My boss had no problem with this, and agreed that the request was justified. My secretary had no problem with it. But the travel coordinator didn't appear to understand the concept. Apparently, since this was outside the bounds of normal travel expenses, it was too hard for them to understand. They needed specific details on what day I was leaving, what day I was returning, and what flights I would be on. They asked whether my family could take me to the airport to avoid the cost of the shuttle. I responded with a very terse "No," and then waffled and sent another e-mail explaining that it would be about six hours out of the way for them, and that the mileage costs that the company would have to reimburse me for would be more than the actual cost of the shuttle ticket. They asked specifics on car rentals and how I would be getting around. Finally, after two days of this back and forth, they approved the cost. You'd think I'd asked them to solve world hunger or something.

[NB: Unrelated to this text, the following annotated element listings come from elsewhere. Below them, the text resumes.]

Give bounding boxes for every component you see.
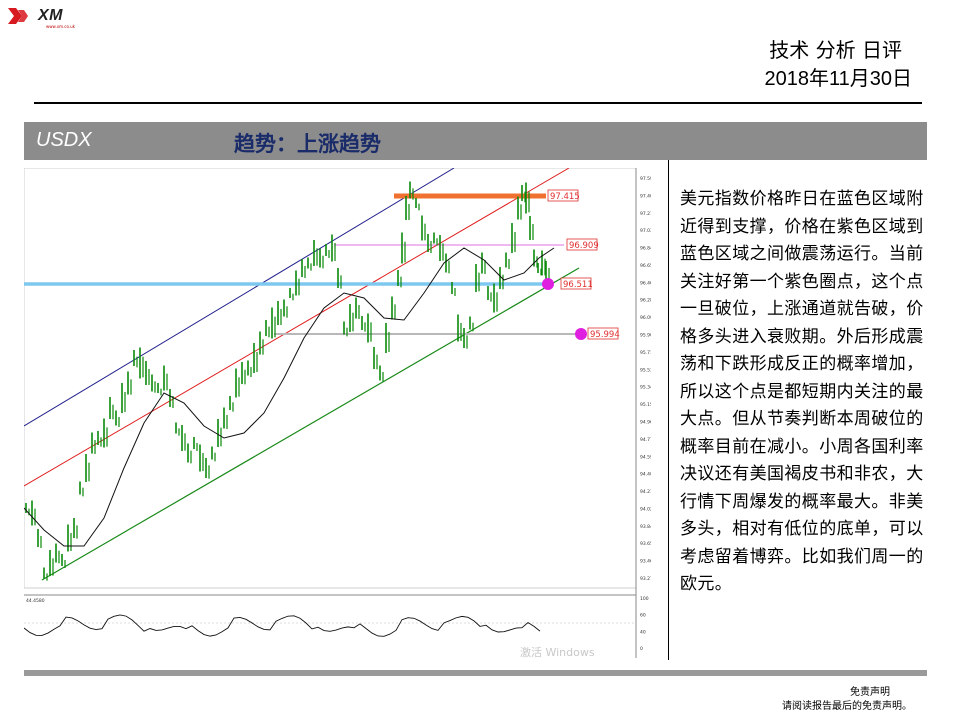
price-label-box — [560, 277, 592, 290]
report-date: 2018年11月30日 — [764, 68, 913, 90]
section-bar: USDX 趋势：上涨趋势 — [24, 122, 927, 160]
y-tick-label: 94.590 — [640, 454, 651, 460]
moving-average-line — [24, 247, 555, 547]
header-divider — [34, 102, 922, 104]
logo-wordmark: XM — [38, 7, 63, 24]
support-marker — [542, 278, 554, 290]
y-tick-label: 94.025 — [640, 506, 651, 512]
y-tick-label: 93.465 — [640, 559, 651, 565]
y-tick-label: 95.155 — [640, 402, 651, 408]
report-title: 技术 分析 日评 — [769, 38, 902, 62]
disclaimer-title: 免责声明 — [850, 687, 890, 698]
disclaimer-note: 请阅读报告最后的免责声明。 — [782, 701, 912, 712]
y-tick-label: 97.215 — [640, 211, 651, 217]
price-label-text: 97.415 — [550, 192, 580, 202]
xm-logo-icon — [8, 8, 28, 24]
analysis-text: 美元指数价格昨日在蓝色区域附近得到支撑，价格在紫色区域到蓝色区域之间做震荡运行。… — [680, 189, 924, 594]
oscillator-value: 44.4580 — [26, 598, 45, 604]
y-tick-label: 96.090 — [640, 315, 651, 321]
price-label-text: 96.909 — [569, 241, 599, 251]
y-tick-label: 94.400 — [640, 472, 651, 478]
price-label-box — [566, 238, 598, 251]
y-tick-label: 96.280 — [640, 298, 651, 304]
xm-logo: XM www.xm.co.uk — [6, 4, 98, 30]
oscillator-tick: 100 — [640, 596, 649, 602]
y-tick-label: 93.840 — [640, 524, 651, 530]
windows-watermark: 激活 Windows — [520, 646, 595, 659]
y-tick-label: 95.530 — [640, 367, 651, 373]
middle-channel-line — [24, 168, 570, 487]
oscillator-tick: 40 — [640, 629, 646, 635]
y-tick-label: 96.650 — [640, 263, 651, 269]
y-tick-label: 94.965 — [640, 419, 651, 425]
y-tick-label: 95.900 — [640, 333, 651, 339]
lower-marker — [575, 328, 587, 340]
oscillator-line — [24, 614, 541, 637]
price-label-text: 96.511 — [563, 280, 593, 290]
upper-channel-line — [24, 168, 455, 427]
price-label-box — [547, 189, 579, 202]
y-tick-label: 97.030 — [640, 228, 651, 234]
trend-label: 趋势：上涨趋势 — [234, 132, 381, 156]
y-tick-label: 93.275 — [640, 576, 651, 582]
price-label-box — [587, 327, 619, 340]
price-chart: 97.590 97.400 97.215 97.030 96.840 96.650 96.4… — [24, 168, 651, 662]
y-tick-label: 94.775 — [640, 437, 651, 443]
lower-channel-line — [41, 267, 580, 581]
symbol-label: USDX — [36, 129, 92, 151]
price-label-text: 95.994 — [590, 330, 620, 340]
footer-bar — [24, 670, 927, 676]
logo-url: www.xm.co.uk — [46, 24, 75, 29]
oscillator-tick: 60 — [640, 613, 646, 619]
y-tick-label: 96.465 — [640, 280, 651, 286]
chart-canvas: 97.590 97.400 97.215 97.030 96.840 96.650 96.4… — [24, 168, 651, 658]
content-divider — [668, 160, 669, 660]
oscillator-tick: 0 — [640, 646, 643, 652]
y-tick-label: 97.400 — [640, 193, 651, 199]
y-tick-label: 97.590 — [640, 176, 651, 182]
y-tick-label: 96.840 — [640, 246, 651, 252]
y-tick-label: 94.215 — [640, 489, 651, 495]
y-tick-label: 95.715 — [640, 350, 651, 356]
y-tick-label: 93.650 — [640, 541, 651, 547]
main-panel — [24, 168, 637, 589]
y-tick-label: 95.340 — [640, 385, 651, 391]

Besides all this, we have a personal friend who is making some, if not poor, at least very immature choices about her lifestyle and the types of people she associates with, and the effects of those decisions tend to trickle into our lives a little. It makes me want to grab her by the shoulders and say, "What are you thinking? How in the world does that seem like a good decision to make?"

And now, I will step down from my soapbox. Wow, these Internet rants are kind of therapeutic. I feel better, even knowing that it's quite possible no one will read this! I'll have to do this more often.

Wednesday, November 7, 2007

You ever have one of those days when you want to slap someone upside the head for being stupid?

Monday, November 5, 2007

Vanilla Bean did well at her appointment. She still has to wear the brace, but surgery's looking unlikely. Thanks for the prayers!

Friday, November 2, 2007

Prayer request for Vanilla Bean

Vanilla Bean goes in on Monday for another checkup on her hips. We're praying that the right hip socket will be well-seated. The best news of all would be that she can stop wearing the brace entirely, in which case she can start doing things like sitting up, rolling around, and so on. It's possible that the doctor will just tell her to keep wearing the brace, or she might even need surgery. But we should know more in a few days!